Cette tendance des Frères à se constituer en église morave n’était pas moins sensible en Hollande, à Berlin, à Gotha et ailleurs. Le comte comprit la nécessité de reprendre en main la direction, de réparer autant que possible les fautes déjà commises et d’en prévenir de nouvelles. Un seigneur silésien, le comte de Promnitz, inconnu à Zinzendorf, avait été, en l’absence de celui-ci, admis dans la communauté. Par sa piété sincère, par ses talents, par son zèle et aussi par les avantages que lui donnaient la naissance, la richesse et l’éducation, il avait bientôt acquis une influence considérable ; on avait mis en lui toute la confiance que l’on avait eue précédemment en Zinzendorf, et on l’avait chargé des affaires les plus importantes. Mais Promnitz, qui n’avait pas suivi dès son origine et dans ses développements successifs la communauté des Frères, n’avait pas une vue claire de la position qu’elle devait chercher à maintenir. Il avait, par exemple, acheté une terre près de Gotha, pour y établir une colonie morave, quoique la constitution du pays ne le permit pas. Zinzendorf, pour prévenir les complications qui devaient nécessairement résulter de cette entreprise inconsidérée, écrivit de Londres même au duc de Gotha, désavoua ce qui s’était fait, et déclara que l’on ne pouvait songer à établir dans ses États une communauté morave, mais seulement une communauté de la confession d’Augsbourg, telle que l’était celle de Herrnhout.

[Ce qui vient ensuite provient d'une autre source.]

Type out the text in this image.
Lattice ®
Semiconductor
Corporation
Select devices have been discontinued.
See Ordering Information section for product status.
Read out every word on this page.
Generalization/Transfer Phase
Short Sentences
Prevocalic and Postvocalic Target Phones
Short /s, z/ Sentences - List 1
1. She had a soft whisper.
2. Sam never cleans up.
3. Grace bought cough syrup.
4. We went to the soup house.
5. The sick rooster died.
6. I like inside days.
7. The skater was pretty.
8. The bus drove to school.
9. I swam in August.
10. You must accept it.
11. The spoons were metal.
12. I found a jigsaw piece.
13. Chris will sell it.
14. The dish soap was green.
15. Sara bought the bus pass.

En arrivant à Amsterdam, il y trouva les évêques, les anciens et le comte de Promnitz réunis pour l’attendre. Il s’empressa de leur demander des explications. Il ne pouvait approuver, leur dit-il, la plupart des choses qui avaient été faites en son absence ; il ne comprenait pas qu’après avoir refusé de le décharger des fonctions de président, comme il l’avait demandé si instamment, on n’eût pas tenu plus de compte de ses recommandations et attendu son retour pour prendre des déterminations aussi importantes, on n’eût pas même enfin pris la peine de lui en référer par lettres. Ces reproches de Zinzendorf n’avaient, tout francs et tout sévères qu’ils étaient, rien qui pût blesser ceux qui en étaient l’objet ; jamais il ne s’y mêlait d’amertume, jamais il ne lui fût venu en idée d’attribuer à autrui des motifs intéressés, tant lui-même en était exempt. Aussi, dans cette occasion et dans toutes les affaires qui suivirent, la discussion ne dégénéra jamais en dispute, la divergence des vues ne porta jamais atteinte à l’amour fraternel ; chacun était sincère et, ce qui est plus rare, chacun croyait à la sincérité d’autrui.
Mais Zinzendorf avait hâte d’arriver à la Wetterau. Après avoir adressé aux états-généraux un mémoire destiné à remettre dans son vrai jour la position des communautés des Frères, que l’on tendait à dénaturer aussi bien en Hollande qu’en Angleterre et en Allemagne, il partit pour Herrnhaag. A peine arrivé, il s’occupa des affaires avec énergie, s’entretint longuement avec les divers ouvriers, adressa des instructions aux différents chœurs, composa de nouveaux cantiques pour chacun d’eux.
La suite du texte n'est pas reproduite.